— Очень хорошо. Приятно. Вроде как голова посвежела.
— А в груди?
— Хорошо. Тепло. Спокойно.
— Будем заканчивать?
— Да.
— Можешь открывать глаза.
С минуту они сидели молча, смотря на пламя последней догорающей свечи. Ал решал, что делать. И вдруг вспомнил, что у него есть прекраснейшее оправдание сбежать: он же ведь её предупредил, что сегодня лекция!
Ал размашистым движением руки поднёс часы к глазам.
— Ох ты! — воскликнул он. — Ещё чуть-чуть — и я опоздаю! Собираемся! Быстро!
Галя подхватила табуретки, отнесла их на кухню и стала споро одеваться. Ал, уже одетый в свою заслуженную — чтобы не сказать старую — синюю куртку, шагнул к Гале и ласково, но твёрдо обхватив ладонями её лицо, заглянул ей в глаза. Нет, если какими они и были, то только не опасными. Сложные, непонятные, и для него — честные. И вновь, как вчера на перекрёстке, он почувствовал, что она необыкновенно родная-родная. И он, торопясь избавиться от этого небезопасного, наверное, чувства, наклонился и поцеловал её в лоб.
Они вышли и молча, очень быстрым шагом — так, что она едва за ним поспевала, — бросились к метро.
…Каким бы ни казался этот поцелуй в лоб малопримечательным и с происходящим не связанным, но именно он стал для неё наиболее сильным переживанием первого периода — почти двухмесячного. Именно с него она позволила себе начать осмысление происходящего…
На Хаббардовских курсах они встретились через день — уже после окончания их пары.
— Ну как? — первым делом спросил Ал. — Как самочувствие после психотерапии?
— Отлично! — ответила Галя. — То есть настолько хорошо, что я даже не ожидала, что возможно столь сильное изменение самочувствия. Спасибо.
— Что ж, очень рад. В таком случае — с тебя поцелуй, — как бы шутя сказал Ал.
— И не один! — тоже как бы отшутилась Галя.
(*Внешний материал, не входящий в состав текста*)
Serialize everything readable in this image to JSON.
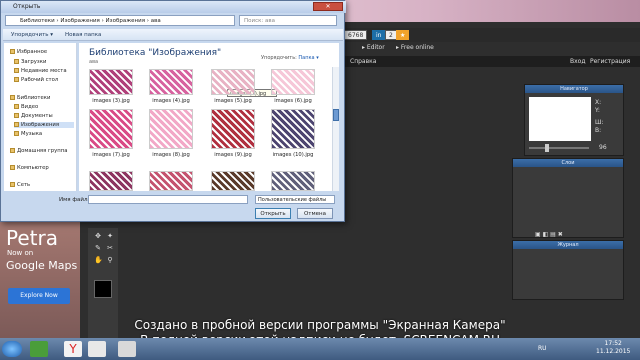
{
  "dialog": {
    "title": "Открыть",
    "address": "Библиотеки › Изображения › Изображения › ава",
    "search_placeholder": "Поиск: ава",
    "toolbar": {
      "organize": "Упорядочить ▾",
      "new_folder": "Новая папка"
    },
    "library_title": "Библиотека \"Изображения\"",
    "library_sub": "ава",
    "arrange_label": "Упорядочить:",
    "arrange_value": "Папка ▾",
    "tooltip": "images (7).jpg",
    "nav": {
      "favorites": "Избранное",
      "downloads": "Загрузки",
      "recent": "Недавние места",
      "desktop": "Рабочий стол",
      "libraries": "Библиотеки",
      "video": "Видео",
      "documents": "Документы",
      "images": "Изображения",
      "music": "Музыка",
      "homegroup": "Домашняя группа",
      "computer": "Компьютер",
      "network": "Сеть"
    },
    "files": [
      {
        "name": "images (3).jpg",
        "color": "#b0407a"
      },
      {
        "name": "images (4).jpg",
        "color": "#d7629f"
      },
      {
        "name": "images (5).jpg",
        "color": "#e8b2c4"
      },
      {
        "name": "images (6).jpg",
        "color": "#f6c7d8"
      },
      {
        "name": "images (7).jpg",
        "color": "#d94b86"
      },
      {
        "name": "images (8).jpg",
        "color": "#f2a8c7"
      },
      {
        "name": "images (9).jpg",
        "color": "#b03040"
      },
      {
        "name": "images (10).jpg",
        "color": "#4d4570"
      },
      {
        "name": "",
        "color": "#8d3560"
      },
      {
        "name": "",
        "color": "#c4536f"
      },
      {
        "name": "",
        "color": "#5a3a2a"
      },
      {
        "name": "",
        "color": "#60607a"
      }
    ],
    "filename_label": "Имя файла:",
    "filetype": "Пользовательские файлы",
    "open_button": "Открыть",
    "cancel_button": "Отмена"
  },
  "app": {
    "badge_count": "6768",
    "badge_in": "in",
    "badge_num": "2",
    "editor_link": "Editor",
    "free_online_link": "Free online",
    "menu_help": "Справка",
    "login": "Вход",
    "register": "Регистрация",
    "navigator_title": "Навигатор",
    "x_label": "X:",
    "y_label": "Y:",
    "w_label": "Ш:",
    "h_label": "В:",
    "zoom_value": "96",
    "layers_title": "Слои",
    "journal_title": "Журнал"
  },
  "ad": {
    "title": "Petra",
    "now_on": "Now on",
    "google_maps": "Google Maps",
    "explore": "Explore Now"
  },
  "watermark": {
    "line1": "Создано в пробной версии программы \"Экранная Камера\"",
    "line2": "В полной версии этой надписи не будет. SCREENCAM.RU"
  },
  "taskbar": {
    "lang": "RU",
    "time": "17:52",
    "date": "11.12.2015"
  }
}
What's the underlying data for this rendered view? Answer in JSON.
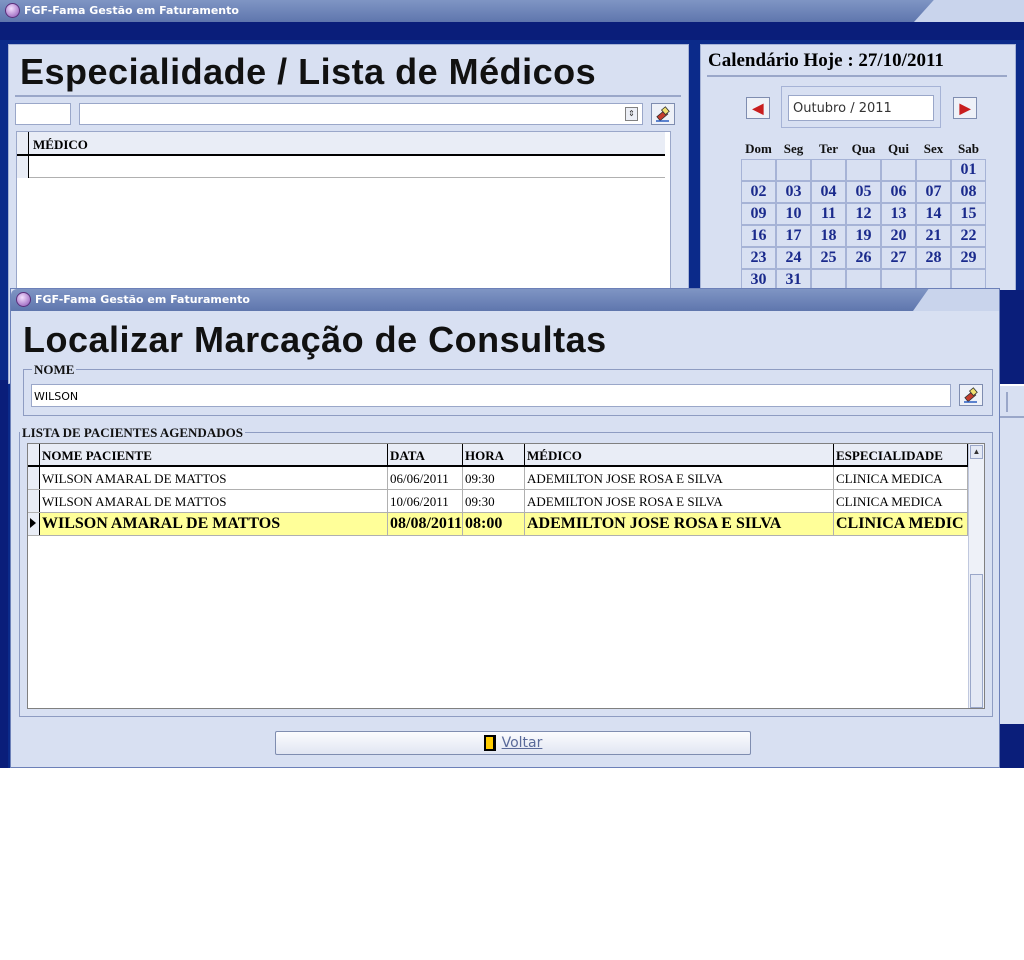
{
  "back_window": {
    "title": "FGF-Fama Gestão em Faturamento",
    "heading": "Especialidade / Lista de Médicos",
    "medicos_grid": {
      "column_medico": "MÉDICO"
    },
    "calendar": {
      "title": "Calendário Hoje : 27/10/2011",
      "month_label": "Outubro / 2011",
      "prev_icon": "arrow-left-icon",
      "next_icon": "arrow-right-icon",
      "weekdays": [
        "Dom",
        "Seg",
        "Ter",
        "Qua",
        "Qui",
        "Sex",
        "Sab"
      ],
      "weeks": [
        [
          "",
          "",
          "",
          "",
          "",
          "",
          "01"
        ],
        [
          "02",
          "03",
          "04",
          "05",
          "06",
          "07",
          "08"
        ],
        [
          "09",
          "10",
          "11",
          "12",
          "13",
          "14",
          "15"
        ],
        [
          "16",
          "17",
          "18",
          "19",
          "20",
          "21",
          "22"
        ],
        [
          "23",
          "24",
          "25",
          "26",
          "27",
          "28",
          "29"
        ],
        [
          "30",
          "31",
          "",
          "",
          "",
          "",
          ""
        ]
      ]
    }
  },
  "front_window": {
    "title": "FGF-Fama Gestão em Faturamento",
    "heading": "Localizar Marcação de Consultas",
    "nome_group_label": "NOME",
    "nome_value": "WILSON",
    "list_group_label": "LISTA DE PACIENTES AGENDADOS",
    "columns": {
      "nome_paciente": "NOME PACIENTE",
      "data": "DATA",
      "hora": "HORA",
      "medico": "MÉDICO",
      "especialidade": "ESPECIALIDADE"
    },
    "rows": [
      {
        "nome": "WILSON AMARAL DE MATTOS",
        "data": "06/06/2011",
        "hora": "09:30",
        "medico": "ADEMILTON JOSE ROSA E SILVA",
        "especialidade": "CLINICA MEDICA"
      },
      {
        "nome": "WILSON AMARAL DE MATTOS",
        "data": "10/06/2011",
        "hora": "09:30",
        "medico": "ADEMILTON JOSE ROSA E SILVA",
        "especialidade": "CLINICA MEDICA"
      },
      {
        "nome": "WILSON AMARAL DE MATTOS",
        "data": "08/08/2011",
        "hora": "08:00",
        "medico": "ADEMILTON JOSE ROSA E SILVA",
        "especialidade": "CLINICA MEDIC"
      }
    ],
    "selected_row_color": "#ffff99",
    "voltar_label": "Voltar"
  },
  "colors": {
    "window_bg": "#d8e0f2",
    "navy": "#0a1e7a",
    "calendar_text": "#1a2a8c",
    "nav_arrow": "#c81e1e"
  }
}
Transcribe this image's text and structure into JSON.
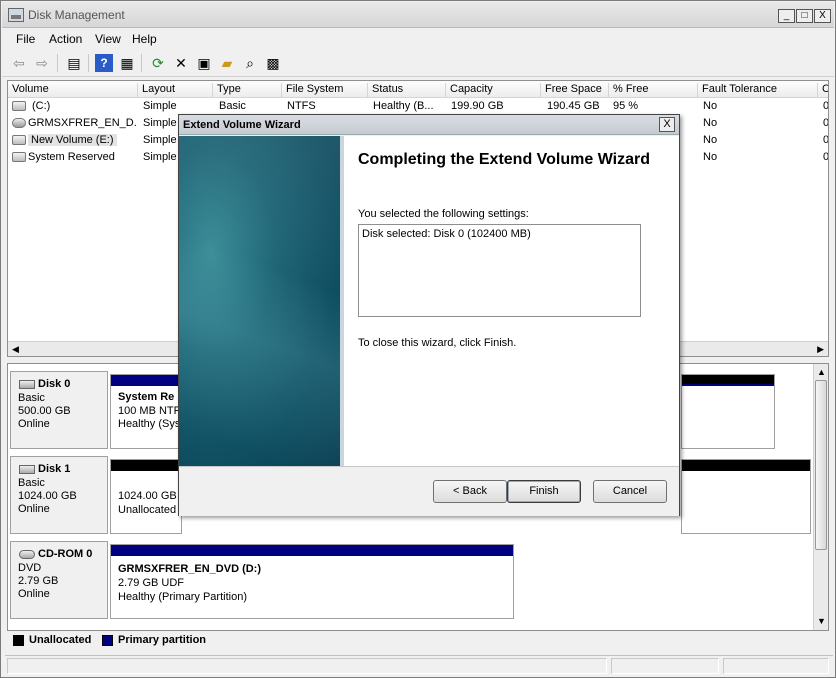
{
  "window": {
    "title": "Disk Management",
    "minimize": "_",
    "maximize": "□",
    "close": "X"
  },
  "menu": [
    "File",
    "Action",
    "View",
    "Help"
  ],
  "toolbar_icons": [
    "back-arrow-icon",
    "forward-arrow-icon",
    "console-tree-icon",
    "help-icon",
    "properties-icon",
    "refresh-icon",
    "delete-icon",
    "properties-page-icon",
    "open-folder-icon",
    "search-icon",
    "rescan-icon"
  ],
  "volume_list": {
    "columns": [
      "Volume",
      "Layout",
      "Type",
      "File System",
      "Status",
      "Capacity",
      "Free Space",
      "% Free",
      "Fault Tolerance",
      "C"
    ],
    "rows": [
      {
        "volume": "(C:)",
        "layout": "Simple",
        "type": "Basic",
        "fs": "NTFS",
        "status": "Healthy (B...",
        "capacity": "199.90 GB",
        "free": "190.45 GB",
        "pct": "95 %",
        "fault": "No",
        "c": "0"
      },
      {
        "volume": "GRMSXFRER_EN_D...",
        "layout": "Simple",
        "type": "",
        "fs": "",
        "status": "",
        "capacity": "",
        "free": "",
        "pct": "",
        "fault": "No",
        "c": "0"
      },
      {
        "volume": "New Volume (E:)",
        "layout": "Simple",
        "type": "",
        "fs": "",
        "status": "",
        "capacity": "",
        "free": "",
        "pct": "",
        "fault": "No",
        "c": "0"
      },
      {
        "volume": "System Reserved",
        "layout": "Simple",
        "type": "",
        "fs": "",
        "status": "",
        "capacity": "",
        "free": "",
        "pct": "",
        "fault": "No",
        "c": "0"
      }
    ]
  },
  "disks": [
    {
      "name": "Disk 0",
      "type": "Basic",
      "size": "500.00 GB",
      "state": "Online",
      "part1": {
        "name": "System Re",
        "line2": "100 MB NTFS",
        "line3": "Healthy (Sys"
      }
    },
    {
      "name": "Disk 1",
      "type": "Basic",
      "size": "1024.00 GB",
      "state": "Online",
      "part1": {
        "line1": "1024.00 GB",
        "line2": "Unallocated"
      }
    },
    {
      "name": "CD-ROM 0",
      "type": "DVD",
      "size": "2.79 GB",
      "state": "Online",
      "part1": {
        "name": "GRMSXFRER_EN_DVD  (D:)",
        "line2": "2.79 GB UDF",
        "line3": "Healthy (Primary Partition)"
      }
    }
  ],
  "legend": {
    "unallocated": "Unallocated",
    "primary": "Primary partition",
    "unallocated_color": "#000000",
    "primary_color": "#000080"
  },
  "wizard": {
    "title": "Extend Volume Wizard",
    "close": "X",
    "heading": "Completing the Extend Volume Wizard",
    "settings_label": "You selected the following settings:",
    "settings_value": "Disk selected: Disk 0 (102400 MB)",
    "close_hint": "To close this wizard, click Finish.",
    "back_label": "< Back",
    "finish_label": "Finish",
    "cancel_label": "Cancel"
  }
}
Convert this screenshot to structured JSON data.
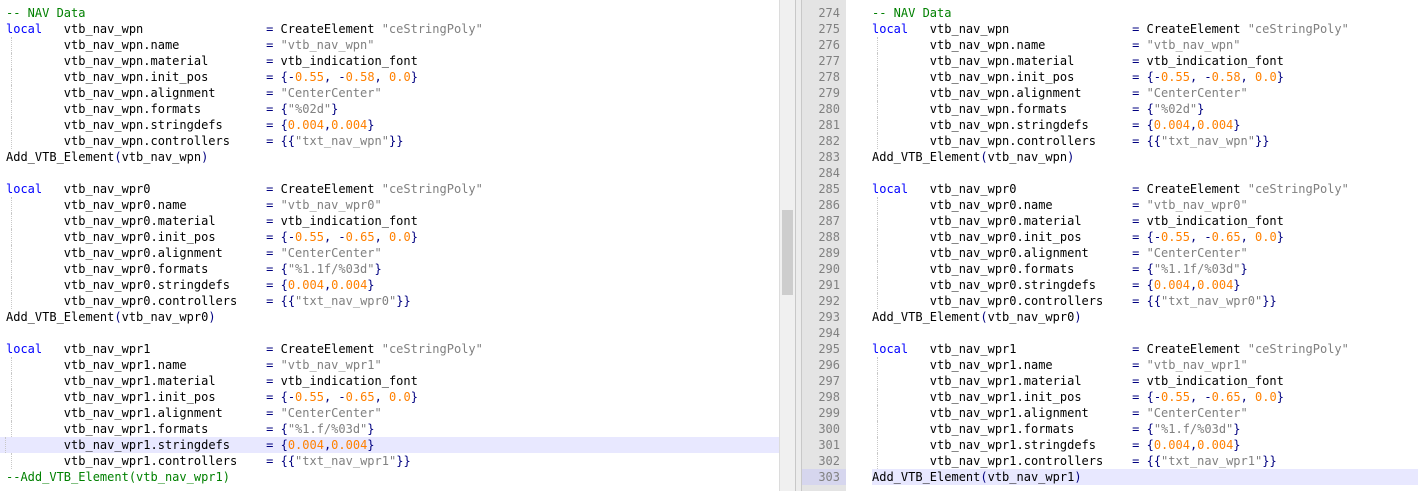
{
  "colors": {
    "keyword": "#0000ff",
    "comment": "#008000",
    "string": "#808080",
    "number": "#ff8000",
    "operator": "#000080",
    "line_highlight": "#e8e8ff",
    "gutter_bg": "#e4e4e4"
  },
  "left_editor": {
    "lines": [
      "-- NAV Data",
      "local   vtb_nav_wpn                 = CreateElement \"ceStringPoly\"",
      "        vtb_nav_wpn.name            = \"vtb_nav_wpn\"",
      "        vtb_nav_wpn.material        = vtb_indication_font",
      "        vtb_nav_wpn.init_pos        = {-0.55, -0.58, 0.0}",
      "        vtb_nav_wpn.alignment       = \"CenterCenter\"",
      "        vtb_nav_wpn.formats         = {\"%02d\"}",
      "        vtb_nav_wpn.stringdefs      = {0.004,0.004}",
      "        vtb_nav_wpn.controllers     = {{\"txt_nav_wpn\"}}",
      "Add_VTB_Element(vtb_nav_wpn)",
      "",
      "local   vtb_nav_wpr0                = CreateElement \"ceStringPoly\"",
      "        vtb_nav_wpr0.name           = \"vtb_nav_wpr0\"",
      "        vtb_nav_wpr0.material       = vtb_indication_font",
      "        vtb_nav_wpr0.init_pos       = {-0.55, -0.65, 0.0}",
      "        vtb_nav_wpr0.alignment      = \"CenterCenter\"",
      "        vtb_nav_wpr0.formats        = {\"%1.1f/%03d\"}",
      "        vtb_nav_wpr0.stringdefs     = {0.004,0.004}",
      "        vtb_nav_wpr0.controllers    = {{\"txt_nav_wpr0\"}}",
      "Add_VTB_Element(vtb_nav_wpr0)",
      "",
      "local   vtb_nav_wpr1                = CreateElement \"ceStringPoly\"",
      "        vtb_nav_wpr1.name           = \"vtb_nav_wpr1\"",
      "        vtb_nav_wpr1.material       = vtb_indication_font",
      "        vtb_nav_wpr1.init_pos       = {-0.55, -0.65, 0.0}",
      "        vtb_nav_wpr1.alignment      = \"CenterCenter\"",
      "        vtb_nav_wpr1.formats        = {\"%1.f/%03d\"}",
      "        vtb_nav_wpr1.stringdefs     = {0.004,0.004}",
      "        vtb_nav_wpr1.controllers    = {{\"txt_nav_wpr1\"}}",
      "--Add_VTB_Element(vtb_nav_wpr1)"
    ],
    "highlighted_line_index": 27
  },
  "right_editor": {
    "line_numbers": [
      "274",
      "275",
      "276",
      "277",
      "278",
      "279",
      "280",
      "281",
      "282",
      "283",
      "284",
      "285",
      "286",
      "287",
      "288",
      "289",
      "290",
      "291",
      "292",
      "293",
      "294",
      "295",
      "296",
      "297",
      "298",
      "299",
      "300",
      "301",
      "302",
      "303"
    ],
    "lines": [
      "-- NAV Data",
      "local   vtb_nav_wpn                 = CreateElement \"ceStringPoly\"",
      "        vtb_nav_wpn.name            = \"vtb_nav_wpn\"",
      "        vtb_nav_wpn.material        = vtb_indication_font",
      "        vtb_nav_wpn.init_pos        = {-0.55, -0.58, 0.0}",
      "        vtb_nav_wpn.alignment       = \"CenterCenter\"",
      "        vtb_nav_wpn.formats         = {\"%02d\"}",
      "        vtb_nav_wpn.stringdefs      = {0.004,0.004}",
      "        vtb_nav_wpn.controllers     = {{\"txt_nav_wpn\"}}",
      "Add_VTB_Element(vtb_nav_wpn)",
      "",
      "local   vtb_nav_wpr0                = CreateElement \"ceStringPoly\"",
      "        vtb_nav_wpr0.name           = \"vtb_nav_wpr0\"",
      "        vtb_nav_wpr0.material       = vtb_indication_font",
      "        vtb_nav_wpr0.init_pos       = {-0.55, -0.65, 0.0}",
      "        vtb_nav_wpr0.alignment      = \"CenterCenter\"",
      "        vtb_nav_wpr0.formats        = {\"%1.1f/%03d\"}",
      "        vtb_nav_wpr0.stringdefs     = {0.004,0.004}",
      "        vtb_nav_wpr0.controllers    = {{\"txt_nav_wpr0\"}}",
      "Add_VTB_Element(vtb_nav_wpr0)",
      "",
      "local   vtb_nav_wpr1                = CreateElement \"ceStringPoly\"",
      "        vtb_nav_wpr1.name           = \"vtb_nav_wpr1\"",
      "        vtb_nav_wpr1.material       = vtb_indication_font",
      "        vtb_nav_wpr1.init_pos       = {-0.55, -0.65, 0.0}",
      "        vtb_nav_wpr1.alignment      = \"CenterCenter\"",
      "        vtb_nav_wpr1.formats        = {\"%1.f/%03d\"}",
      "        vtb_nav_wpr1.stringdefs     = {0.004,0.004}",
      "        vtb_nav_wpr1.controllers    = {{\"txt_nav_wpr1\"}}",
      "Add_VTB_Element(vtb_nav_wpr1)"
    ],
    "highlighted_line_index": 29
  }
}
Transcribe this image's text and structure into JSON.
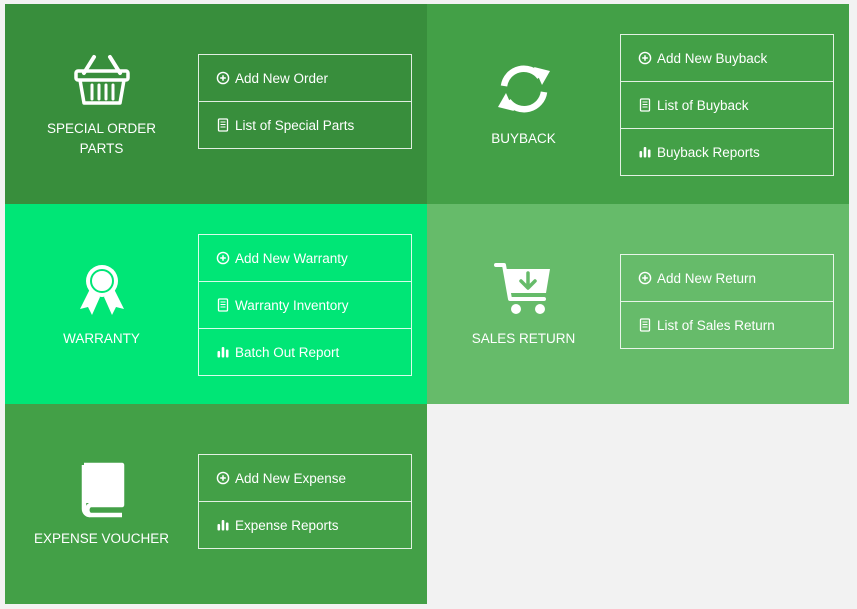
{
  "tiles": [
    {
      "title": "SPECIAL ORDER PARTS",
      "icon": "basket-icon",
      "menu": [
        {
          "label": "Add New Order",
          "icon": "plus-circle-icon"
        },
        {
          "label": "List of Special Parts",
          "icon": "list-doc-icon"
        }
      ]
    },
    {
      "title": "BUYBACK",
      "icon": "refresh-icon",
      "menu": [
        {
          "label": "Add New Buyback",
          "icon": "plus-circle-icon"
        },
        {
          "label": "List of Buyback",
          "icon": "list-doc-icon"
        },
        {
          "label": "Buyback Reports",
          "icon": "bar-chart-icon"
        }
      ]
    },
    {
      "title": "WARRANTY",
      "icon": "award-ribbon-icon",
      "menu": [
        {
          "label": "Add New Warranty",
          "icon": "plus-circle-icon"
        },
        {
          "label": "Warranty Inventory",
          "icon": "list-doc-icon"
        },
        {
          "label": "Batch Out Report",
          "icon": "bar-chart-icon"
        }
      ]
    },
    {
      "title": "SALES RETURN",
      "icon": "cart-download-icon",
      "menu": [
        {
          "label": "Add New Return",
          "icon": "plus-circle-icon"
        },
        {
          "label": "List of Sales Return",
          "icon": "list-doc-icon"
        }
      ]
    },
    {
      "title": "EXPENSE VOUCHER",
      "icon": "book-icon",
      "menu": [
        {
          "label": "Add New Expense",
          "icon": "plus-circle-icon"
        },
        {
          "label": "Expense Reports",
          "icon": "bar-chart-icon"
        }
      ]
    }
  ],
  "colors": {
    "special_order": "#388e3c",
    "buyback": "#43a047",
    "warranty": "#00e676",
    "sales_return": "#66bb6a",
    "expense": "#43a047",
    "page_bg": "#f2f2f2"
  }
}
— Тогда вперёд, — и Ал кивнул в сторону свободного диванчика спрятавшегося за белой квадратной колонной (дело происходило на втором этаже заводского Дворца культуры, в части помещения которого и располагались контора и курсы Церкви саентологии).
Они сели. Публики вокруг почти не было, только выше на галерее холла курили и хихикали одиторы и супервайзеры. Им было не до Ала с Галей.
— Ну?! — как бы строго сказал Ал и, нахмурив брови, чуть наклонился вперёд.
Галя сняла сапожки и с ногами забралась на диванчик. С полминуты, стоя перед Алом на коленях, поцеловать не решалась. Этого времени Алу вполне хватило, чтобы, заглянув ей в глаза, вновь запаниковать от подымавшегося в душе уже в третий раз чувства. Галя наклонилась и ткнулась губами в его правую щеку. Губы оказались холодными, влажными и очень испуганными.
— Ты сказала: и не один… — совершенно серьёзно, без всякой игры сказал Ал.
Галя оперлась рукой на его плечо и снова прикоснулась губами к его щеке. Потом, чтобы прервать это занятие, у которого было вполне достаточное логическое обоснование стать бесконечным, чуть отодвинулась и сказала:
— А знаешь, я сегодня занималась в паре с молоденьким студентом, — хороший такой мальчишечка — сидим, значит, играем в эти «гляделки», я вижу, что у него тоже есть экстрасенсорные способности и спрашиваю: «Что видишь?» А он мне: «Вижу, что у тебя пятно голубое светится у основания шеи». Тут я сразу и поняла, что ты мне тогда Вишудху открыл. — Галя тогда ещё была вынуждена верить во все эти чакры с каналами.
— Чего? — не понял Ал.
— Чакру открыл. Вишудха называется. Вот здесь у основания шеи.
— Это не я открыл. Это ты сама открыла.
— Да, но с твоей помощью.
— Без всякой помощи. Если уж на то пошло, то только по подсказке.
— Ну вот я и говорю, что ты открыл.
Ал вздохнул.
— А потом, — продолжила Галя, — я его спрашиваю: «А что ты ещё видишь?» А он мне говорит: «Верхняя половина лица, вижу, твоя, а нижняя — рыжая борода». Я засмеялась: «Точно, — говорю, — о ком думаю, того и борода».
— А потом? — спросил Ал.
— А потом подскочила супервайзер Тамара — а она, похоже, очень хорошо чувствует, когда устанавливается циркуляция хорошей энергии — и велела немедленно прекратить разговоры.
— О! — вдруг вспомнил Ал, полез в карман куртки и, достав из него два яблока, протянул их Гале. — Вот, — сказал он, — угощаю!